Saat mudik dan libur Lebaran kemarin, motor dipaksa bekerja di luar batas normalnya.
Menembus kemacetan panjang Pantura, membawa beban oleh-oleh yang menumpuk, hingga menghantam lubang jalanan pedalaman Jawa Tengah dengan kecepatan tinggi.
Kini, dua bulan pasca-mudik, motor kita sedang menagih "utang" perawatan.
Menundanya sama saja dengan menyimpan bom waktu yang siap meledak di tengah jalan.
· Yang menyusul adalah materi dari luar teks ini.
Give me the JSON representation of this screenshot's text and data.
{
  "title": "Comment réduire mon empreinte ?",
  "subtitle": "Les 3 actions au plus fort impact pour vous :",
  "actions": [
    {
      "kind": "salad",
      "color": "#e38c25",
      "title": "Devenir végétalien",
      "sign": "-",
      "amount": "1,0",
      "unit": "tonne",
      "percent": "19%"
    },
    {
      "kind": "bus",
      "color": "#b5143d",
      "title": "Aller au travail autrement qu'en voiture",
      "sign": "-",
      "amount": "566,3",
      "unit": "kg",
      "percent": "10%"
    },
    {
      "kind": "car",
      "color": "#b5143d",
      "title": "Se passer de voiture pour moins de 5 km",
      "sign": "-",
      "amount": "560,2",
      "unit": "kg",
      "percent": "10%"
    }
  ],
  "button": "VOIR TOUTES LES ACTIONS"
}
Instruktur Safety Riding Astra Motor Jateng Oke Desiyanto menyampaikan beberapa tips untuk mengecekan motor, yaitu:
Sebagai pengendara yang cerdas, kita tidak boleh menunggu motor mogok atau rem blong untuk menyadari adanya masalah. Akhir Mei ini adalah momentum tepat untuk melakukan deteksi dini pada tiga komponen kritis pasca-kerja keras mudik:
Selama mudik dengan beban penuh, sistem rem bekerja ekstra keras menahan momentum inersia bobot kendaraan. Jangan hanya memeriksa ketebalan kampas rem.
Suhu ekstrem saat pengereman berat di jalur macet berpotensi membuat minyak rem mendidih dan kualitasnya menurun drastis. Jika tuas rem terasa kenyal atau "ambles" saat ditekan, itu tanda masuknya angin palsu atau kualitas minyak rem yang sudah rusak.
Jalur Pantura Pekalongan–Pati atau jalur bergelombang di pedalaman Solo pasti telah menguji ketahanan suspensi Anda. Perhatikan jepitan roda depan.
Jika stang terasa berat saat dibelokkan atau ada gejala "goyang" saat melaju di trek lurus, bisa jadi komstir (steering head bearing) motor Anda sudah longgar atau aus.
Jangan lupakan juga pemeriksaan fisik ban; cek apakah ada keretakan atau benjolan akibat benturan keras lubang jalan.
Bagi pengguna motor matik, debu jalanan Pantura yang kering di akhir Mei ini adalah musuh utama V-Belt dan roller di dalam bak CVT.
Sementara bagi pengguna motor bebek atau sport, rantai yang kendur dan kering pasca-mudik akan mempercepat keausan gear. Efek buruknya? Akselerasi motor menjadi slip dan konsumsi bensin menjadi jauh lebih boros.
Mesin adalah jantung dari sepeda motor. Kerja keras menembus kemacetan panjang dengan suhu tinggi saat mudik membuat oli mesin bekerja ekstra keras menjaga suhu dan melumasi komponen internal.
Jika warna oli sudah hitam pekat dan encer, segera ganti dengan yang baru untuk menghindari keausan dinding silinder.
Jangan lupa bersihkan atau ganti filter udara, karena debu jalanan yang menumpuk bisa menyumbat pasokan oksigen ke ruang bakar, membuat motor terasa "ngos-ngosan" dan boros bahan bakar.
“Di dalam dunia keselamatan berkendara, komponen teknis yang tidak layak pakai adalah penyumbang angka kecelakaan fatal yang paling bisa dihindari sejak dini. Ingat, rem yang blong, ban yang pecah, atau rantai yang putus tidak pernah memilih kapan dan di mana mereka akan mencelakai Kita. Lunasi utang servis motor akhir bulan ini,” pesan Oke.